Une activité qui pourrait se développer grâce à la Région

Candidat à sa réélection lors de ce scrutin 2021, Alain Rousset, président sortant de de la Région Nouvelle-Aquitaine, n'a jamais caché qu'il voulait implanter aux Bassins à flot un pôle de "retrofit", consistant à changer les moteurs diesel ou au fioul lourd par des versions électriques, dans le cadre de la feuille de route Neo Terra.

Le patron de Clyd, Exequiel Cano Lanza, a eu de son côté l'occasion de préciser l'an dernier l'importance de ces travaux. Lors de la visite officielle par Alain Rousset de la forme de radoub numéro un, aux Bassins à flot, où se trouvait l'Ice Angel (L'Ange de glace), en compagnie du président du conseil de surveillance du port, Philippe Dorthe, et du président du directoire Jean-Frédéric Laurent, le patron de Clyd a précisé qu'il existe 70 bateaux en Europe du Nord susceptibles de venir aux Bassins à flot pour y subir des travaux de maintenance ou de réparation du même type. Soulignant que la clientèle de seulement 10 % de ce potentiel suffirait à sécuriser l'activité -émergente à Bordeaux-, de Clyd. L'Akula est le troisième yacht à s'intéresser aux Bassins à flot, après le Yersin et l'Ice Angel. C'est aussi le troisième à avoir été pris en main par le chantier Clyd, après le Yersin et Le Bougainville.

Hydrogène de France va devoir faire face à GH2 à Ambès

Par ailleurs, le port de Bordeaux a signé fin avril un important accord avec le cabinet parisien GH2, société de développement de projets de production d'hydrogène vert. Comme le soulignent les deux parties, cette signature fait suite "à trois ans de conceptualisation et de structuration" d'un projet qui doit se solder par la production annuelle de 14.000 tonnes d'hydrogène renouvelable, permettant d'éviter annuellement jusqu'à 130.000 tonnes d'émissions de gaz à effet de serre.

Yacht Akula Bordeaux

L'Akula chez Clyd, au  Bassin à flot numéro un (crédit GPMB)

Ce projet va voir le jour à Ambès (au nord de Bordeaux Métropole), au cœur du pôle industriel axé sur la chimie et les hydrocarbures qui se trouve sur le domaine du Grand port maritime de Bordeaux (GPMB). Selon ses promoteurs, le projet GH2, soutenu par de nombreux acteurs industriels, et partenaires, français et européens, veut s'inscrire dans l'émergence d'une filière hydrogène nationale et européenne. Ce projet intègre une centrale de production d'électricité photovoltaïque.
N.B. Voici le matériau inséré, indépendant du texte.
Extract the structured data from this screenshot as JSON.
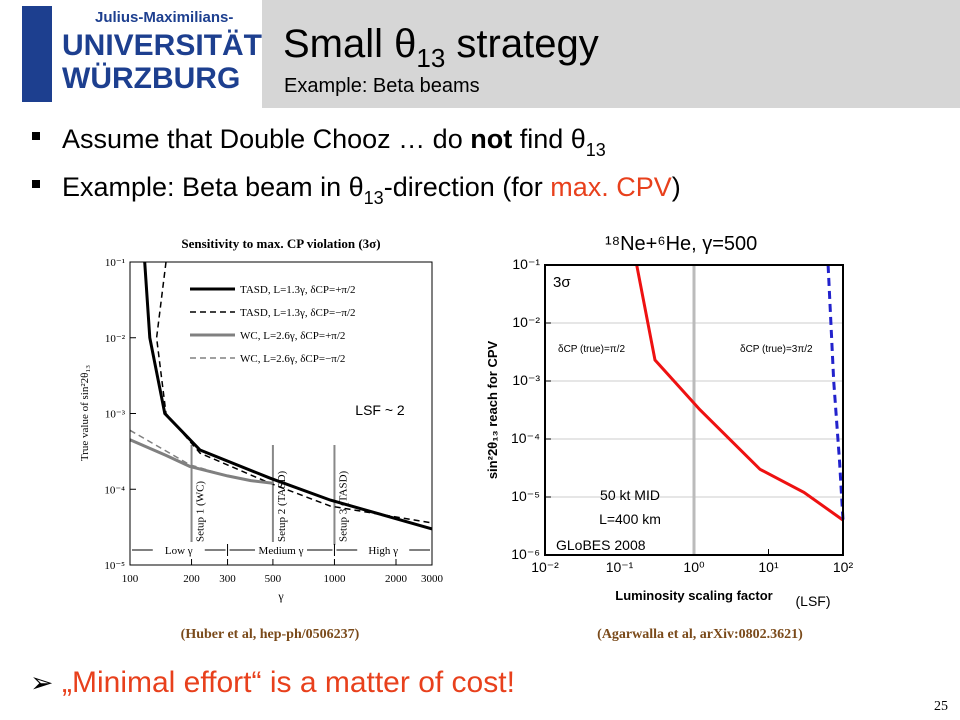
{
  "header": {
    "logo_line1": "Julius-Maximilians-",
    "logo_line2": "UNIVERSITÄT",
    "logo_line3": "WÜRZBURG",
    "title": {
      "text": "Small θ",
      "sub": "13",
      "rest": " strategy"
    },
    "subtitle": "Example: Beta beams"
  },
  "bullets": [
    {
      "parts": [
        "Assume that  Double Chooz … do ",
        "not",
        " find θ",
        "13"
      ]
    },
    {
      "parts": [
        "Example: Beta beam in θ",
        "13",
        "-direction (for ",
        "max.  CPV",
        ")"
      ]
    }
  ],
  "chart_data": [
    {
      "type": "line",
      "title": "Sensitivity to max. CP violation (3σ)",
      "x_label": "γ",
      "y_label": "True value of sin²2θ₁₃",
      "xlog": true,
      "ylog": true,
      "xlim": [
        100,
        3000
      ],
      "ylim": [
        1e-05,
        0.1
      ],
      "xticks": [
        100,
        200,
        300,
        500,
        1000,
        2000,
        3000
      ],
      "yticks": [
        {
          "value": 1e-05,
          "label": "10⁻⁵"
        },
        {
          "value": 0.0001,
          "label": "10⁻⁴"
        },
        {
          "value": 0.001,
          "label": "10⁻³"
        },
        {
          "value": 0.01,
          "label": "10⁻²"
        },
        {
          "value": 0.1,
          "label": "10⁻¹"
        }
      ],
      "series": [
        {
          "name": "TASD, L=1.3γ, δCP=+π/2",
          "color": "#000000",
          "dashed": false,
          "width": 3,
          "x": [
            118,
            125,
            148,
            220,
            485,
            955,
            3000
          ],
          "values": [
            0.1,
            0.01,
            0.001,
            0.00033,
            0.00014,
            7.2e-05,
            3e-05
          ]
        },
        {
          "name": "TASD, L=1.3γ, δCP=−π/2",
          "color": "#000000",
          "dashed": true,
          "width": 1.5,
          "x": [
            150,
            135,
            150,
            220,
            485,
            955,
            3000
          ],
          "values": [
            0.1,
            0.01,
            0.001,
            0.0003,
            0.00012,
            6e-05,
            3.6e-05
          ]
        },
        {
          "name": "WC, L=2.6γ, δCP=+π/2",
          "color": "#808080",
          "dashed": false,
          "width": 3,
          "x": [
            100,
            150,
            196,
            300,
            390,
            500
          ],
          "values": [
            0.00045,
            0.00028,
            0.0002,
            0.00015,
            0.00013,
            0.00012
          ]
        },
        {
          "name": "WC, L=2.6γ, δCP=−π/2",
          "color": "#808080",
          "dashed": true,
          "width": 1.5,
          "x": [
            100,
            150,
            196,
            300,
            390,
            500
          ],
          "values": [
            0.0006,
            0.00032,
            0.00021,
            0.00015,
            0.00013,
            0.00012
          ]
        }
      ],
      "setups": [
        {
          "text": "Setup 1 (WC)",
          "x": 200
        },
        {
          "text": "Setup 2 (TASD)",
          "x": 500
        },
        {
          "text": "Setup 3 (TASD)",
          "x": 1000
        }
      ],
      "regions": [
        {
          "text": "Low γ",
          "from": 100,
          "to": 300
        },
        {
          "text": "Medium γ",
          "from": 300,
          "to": 1000
        },
        {
          "text": "High γ",
          "from": 1000,
          "to": 3000
        }
      ],
      "note": "LSF ~ 2"
    },
    {
      "type": "line",
      "title": "¹⁸Ne+⁶He, γ=500",
      "x_label": "Luminosity scaling factor",
      "y_label": "sin²2θ₁₃ reach for CPV",
      "xlog": true,
      "ylog": true,
      "xlim": [
        0.01,
        100
      ],
      "ylim": [
        1e-06,
        0.1
      ],
      "xticks": [
        {
          "value": 0.01,
          "label": "10⁻²"
        },
        {
          "value": 0.1,
          "label": "10⁻¹"
        },
        {
          "value": 1,
          "label": "10⁰"
        },
        {
          "value": 10,
          "label": "10¹"
        },
        {
          "value": 100,
          "label": "10²"
        }
      ],
      "yticks": [
        {
          "value": 1e-06,
          "label": "10⁻⁶"
        },
        {
          "value": 1e-05,
          "label": "10⁻⁵"
        },
        {
          "value": 0.0001,
          "label": "10⁻⁴"
        },
        {
          "value": 0.001,
          "label": "10⁻³"
        },
        {
          "value": 0.01,
          "label": "10⁻²"
        },
        {
          "value": 0.1,
          "label": "10⁻¹"
        }
      ],
      "grid": true,
      "series": [
        {
          "color": "#ee1111",
          "dashed": false,
          "width": 3,
          "x": [
            0.17,
            0.3,
            1.2,
            7.7,
            30,
            100
          ],
          "values": [
            0.1,
            0.0023,
            0.00032,
            3e-05,
            1.2e-05,
            4e-06
          ]
        },
        {
          "color": "#2222cc",
          "dashed": true,
          "width": 3,
          "x": [
            63,
            75,
            90,
            100
          ],
          "values": [
            0.1,
            0.001,
            4e-05,
            4e-06
          ]
        }
      ],
      "marker_x": 1,
      "annotations": [
        "3σ",
        "δCP (true)=π/2",
        "δCP (true)=3π/2",
        "50 kt MID",
        "L=400 km",
        "GLoBES 2008"
      ],
      "note": "(LSF)"
    }
  ],
  "citations": [
    "(Huber et al, hep-ph/0506237)",
    "(Agarwalla et al, arXiv:0802.3621)"
  ],
  "final_bullet": "„Minimal effort“ is a matter of cost!",
  "page_number": "25"
}
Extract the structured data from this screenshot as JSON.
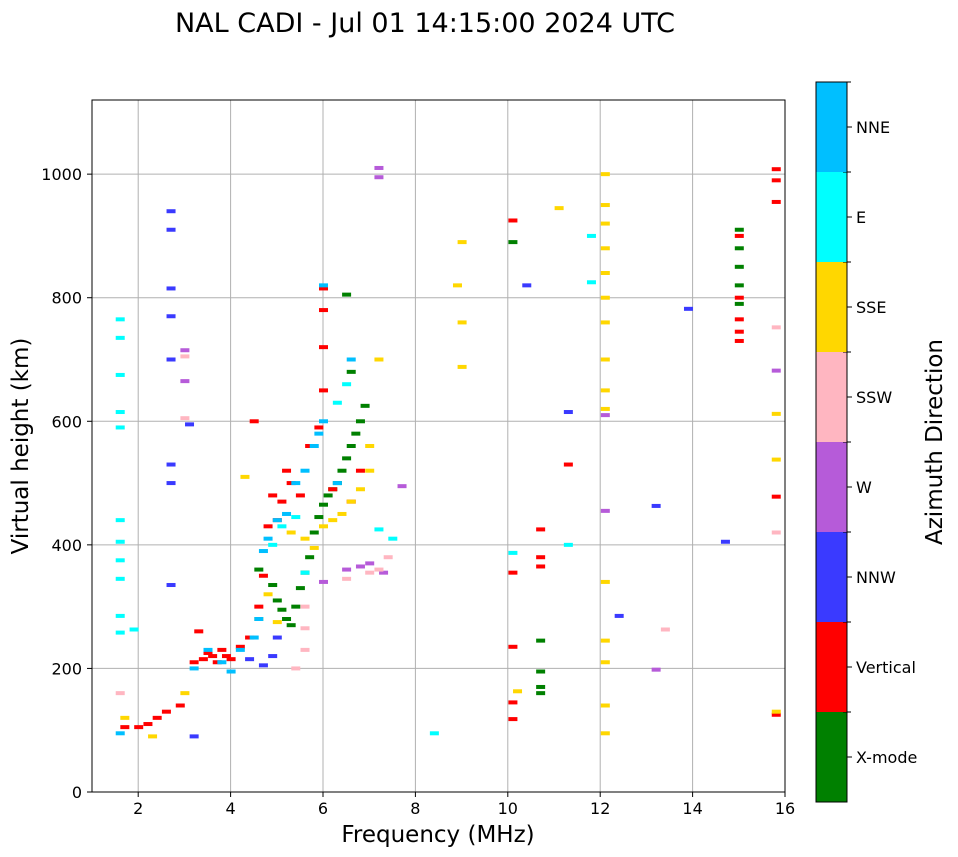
{
  "chart_data": {
    "type": "scatter",
    "title": "NAL CADI - Jul 01 14:15:00 2024 UTC",
    "xlabel": "Frequency (MHz)",
    "ylabel": "Virtual height (km)",
    "xlim": [
      1,
      16
    ],
    "ylim": [
      0,
      1120
    ],
    "xticks": [
      2,
      4,
      6,
      8,
      10,
      12,
      14,
      16
    ],
    "yticks": [
      0,
      200,
      400,
      600,
      800,
      1000
    ],
    "grid": true,
    "colorbar": {
      "label": "Azimuth Direction",
      "categories": [
        {
          "name": "X-mode",
          "color": "#008000"
        },
        {
          "name": "Vertical",
          "color": "#ff0000"
        },
        {
          "name": "NNW",
          "color": "#3a3aff"
        },
        {
          "name": "W",
          "color": "#b65bd9"
        },
        {
          "name": "SSW",
          "color": "#ffb6c1"
        },
        {
          "name": "SSE",
          "color": "#ffd700"
        },
        {
          "name": "E",
          "color": "#00ffff"
        },
        {
          "name": "NNE",
          "color": "#00bfff"
        }
      ]
    },
    "series": [
      {
        "name": "X-mode",
        "points": [
          [
            4.6,
            360
          ],
          [
            4.9,
            335
          ],
          [
            5.0,
            310
          ],
          [
            5.1,
            295
          ],
          [
            5.2,
            280
          ],
          [
            5.3,
            270
          ],
          [
            5.4,
            300
          ],
          [
            5.5,
            330
          ],
          [
            5.6,
            355
          ],
          [
            5.7,
            380
          ],
          [
            5.8,
            420
          ],
          [
            5.9,
            445
          ],
          [
            6.0,
            465
          ],
          [
            6.1,
            480
          ],
          [
            6.2,
            490
          ],
          [
            6.3,
            500
          ],
          [
            6.4,
            520
          ],
          [
            6.5,
            540
          ],
          [
            6.6,
            560
          ],
          [
            6.7,
            580
          ],
          [
            6.8,
            600
          ],
          [
            6.9,
            625
          ],
          [
            6.6,
            680
          ],
          [
            6.5,
            805
          ],
          [
            10.7,
            245
          ],
          [
            10.7,
            195
          ],
          [
            10.7,
            170
          ],
          [
            10.7,
            160
          ],
          [
            10.1,
            890
          ],
          [
            15.0,
            910
          ],
          [
            15.0,
            880
          ],
          [
            15.0,
            850
          ],
          [
            15.0,
            820
          ],
          [
            15.0,
            790
          ]
        ]
      },
      {
        "name": "Vertical",
        "points": [
          [
            1.7,
            105
          ],
          [
            2.0,
            105
          ],
          [
            2.2,
            110
          ],
          [
            2.4,
            120
          ],
          [
            2.6,
            130
          ],
          [
            2.9,
            140
          ],
          [
            3.2,
            210
          ],
          [
            3.3,
            260
          ],
          [
            3.4,
            215
          ],
          [
            3.5,
            225
          ],
          [
            3.6,
            220
          ],
          [
            3.7,
            210
          ],
          [
            3.8,
            230
          ],
          [
            3.9,
            220
          ],
          [
            4.0,
            215
          ],
          [
            4.2,
            235
          ],
          [
            4.4,
            250
          ],
          [
            4.6,
            300
          ],
          [
            4.7,
            350
          ],
          [
            4.8,
            430
          ],
          [
            4.9,
            480
          ],
          [
            5.0,
            440
          ],
          [
            5.1,
            470
          ],
          [
            5.2,
            520
          ],
          [
            5.3,
            500
          ],
          [
            5.5,
            480
          ],
          [
            5.7,
            560
          ],
          [
            5.9,
            590
          ],
          [
            6.0,
            650
          ],
          [
            6.0,
            720
          ],
          [
            6.0,
            780
          ],
          [
            6.0,
            815
          ],
          [
            6.2,
            490
          ],
          [
            6.6,
            470
          ],
          [
            6.8,
            520
          ],
          [
            4.5,
            600
          ],
          [
            10.1,
            925
          ],
          [
            10.1,
            355
          ],
          [
            10.1,
            235
          ],
          [
            10.1,
            145
          ],
          [
            10.1,
            118
          ],
          [
            10.7,
            425
          ],
          [
            10.7,
            380
          ],
          [
            10.7,
            365
          ],
          [
            11.3,
            530
          ],
          [
            15.0,
            745
          ],
          [
            15.0,
            730
          ],
          [
            15.0,
            765
          ],
          [
            15.0,
            800
          ],
          [
            15.0,
            900
          ],
          [
            15.8,
            1008
          ],
          [
            15.8,
            990
          ],
          [
            15.8,
            955
          ],
          [
            15.8,
            478
          ],
          [
            15.8,
            125
          ]
        ]
      },
      {
        "name": "NNW",
        "points": [
          [
            2.7,
            940
          ],
          [
            2.7,
            910
          ],
          [
            2.7,
            815
          ],
          [
            2.7,
            770
          ],
          [
            2.7,
            700
          ],
          [
            2.7,
            530
          ],
          [
            2.7,
            500
          ],
          [
            2.7,
            335
          ],
          [
            3.1,
            595
          ],
          [
            3.2,
            90
          ],
          [
            4.7,
            205
          ],
          [
            4.9,
            220
          ],
          [
            5.0,
            250
          ],
          [
            4.4,
            215
          ],
          [
            10.4,
            820
          ],
          [
            11.3,
            615
          ],
          [
            12.4,
            285
          ],
          [
            13.2,
            463
          ],
          [
            13.9,
            782
          ],
          [
            14.7,
            405
          ]
        ]
      },
      {
        "name": "W",
        "points": [
          [
            7.2,
            1010
          ],
          [
            7.2,
            995
          ],
          [
            3.0,
            715
          ],
          [
            3.0,
            665
          ],
          [
            6.0,
            340
          ],
          [
            6.5,
            360
          ],
          [
            6.8,
            365
          ],
          [
            7.0,
            370
          ],
          [
            7.3,
            355
          ],
          [
            7.7,
            495
          ],
          [
            12.1,
            455
          ],
          [
            12.1,
            610
          ],
          [
            13.2,
            198
          ],
          [
            15.8,
            682
          ]
        ]
      },
      {
        "name": "SSW",
        "points": [
          [
            1.6,
            160
          ],
          [
            3.0,
            705
          ],
          [
            3.0,
            605
          ],
          [
            5.6,
            300
          ],
          [
            5.6,
            265
          ],
          [
            5.6,
            230
          ],
          [
            5.4,
            200
          ],
          [
            6.5,
            345
          ],
          [
            7.0,
            355
          ],
          [
            7.2,
            360
          ],
          [
            7.4,
            380
          ],
          [
            13.4,
            263
          ],
          [
            15.8,
            752
          ],
          [
            15.8,
            420
          ]
        ]
      },
      {
        "name": "SSE",
        "points": [
          [
            1.7,
            120
          ],
          [
            2.3,
            90
          ],
          [
            3.0,
            160
          ],
          [
            4.3,
            510
          ],
          [
            4.6,
            280
          ],
          [
            4.8,
            320
          ],
          [
            5.0,
            275
          ],
          [
            5.3,
            420
          ],
          [
            5.6,
            410
          ],
          [
            5.8,
            395
          ],
          [
            6.0,
            430
          ],
          [
            6.2,
            440
          ],
          [
            6.4,
            450
          ],
          [
            6.6,
            470
          ],
          [
            6.8,
            490
          ],
          [
            7.0,
            520
          ],
          [
            7.0,
            560
          ],
          [
            7.2,
            700
          ],
          [
            8.9,
            820
          ],
          [
            9.0,
            890
          ],
          [
            9.0,
            760
          ],
          [
            9.0,
            688
          ],
          [
            10.2,
            163
          ],
          [
            11.1,
            945
          ],
          [
            12.1,
            1000
          ],
          [
            12.1,
            950
          ],
          [
            12.1,
            920
          ],
          [
            12.1,
            880
          ],
          [
            12.1,
            840
          ],
          [
            12.1,
            800
          ],
          [
            12.1,
            760
          ],
          [
            12.1,
            700
          ],
          [
            12.1,
            650
          ],
          [
            12.1,
            620
          ],
          [
            12.1,
            340
          ],
          [
            12.1,
            245
          ],
          [
            12.1,
            210
          ],
          [
            12.1,
            140
          ],
          [
            12.1,
            95
          ],
          [
            15.8,
            612
          ],
          [
            15.8,
            538
          ],
          [
            15.8,
            130
          ]
        ]
      },
      {
        "name": "E",
        "points": [
          [
            1.6,
            765
          ],
          [
            1.6,
            735
          ],
          [
            1.6,
            675
          ],
          [
            1.6,
            615
          ],
          [
            1.6,
            590
          ],
          [
            1.6,
            440
          ],
          [
            1.6,
            405
          ],
          [
            1.6,
            375
          ],
          [
            1.6,
            345
          ],
          [
            1.6,
            285
          ],
          [
            1.6,
            258
          ],
          [
            1.9,
            263
          ],
          [
            4.9,
            400
          ],
          [
            5.1,
            430
          ],
          [
            5.4,
            445
          ],
          [
            5.6,
            355
          ],
          [
            6.3,
            630
          ],
          [
            6.5,
            660
          ],
          [
            7.2,
            425
          ],
          [
            7.5,
            410
          ],
          [
            8.4,
            95
          ],
          [
            10.1,
            387
          ],
          [
            11.3,
            400
          ],
          [
            11.8,
            900
          ],
          [
            11.8,
            825
          ]
        ]
      },
      {
        "name": "NNE",
        "points": [
          [
            1.6,
            95
          ],
          [
            3.2,
            200
          ],
          [
            3.5,
            230
          ],
          [
            3.8,
            210
          ],
          [
            4.0,
            195
          ],
          [
            4.2,
            230
          ],
          [
            4.5,
            250
          ],
          [
            4.6,
            280
          ],
          [
            4.7,
            390
          ],
          [
            4.8,
            410
          ],
          [
            5.0,
            440
          ],
          [
            5.2,
            450
          ],
          [
            5.4,
            500
          ],
          [
            5.6,
            520
          ],
          [
            5.8,
            560
          ],
          [
            5.9,
            580
          ],
          [
            6.0,
            600
          ],
          [
            6.0,
            820
          ],
          [
            6.3,
            500
          ],
          [
            6.6,
            700
          ]
        ]
      }
    ]
  }
}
Avec sa capacité d'électrolyse de 100MW, Ambès, sur la rive droite, devrait accueillir l'un des plus importants projets de ce type à l'échelle nationale et européenne. Pas sûr que cela fasse vraiment plaisir à Damien Havard, le patron d'Hydrogène de France, à Lormont (Bordeaux Métropole), qui vient d'entrer en Bourse et doit installer sa propre usine de production d'hydrogène à Blanquefort, à quelques encâblures là, sur la rive gauche de la Garonne. La direction du port tient à souligner de son côté que ces deux projets de production d'hydrogène sont complémentaires.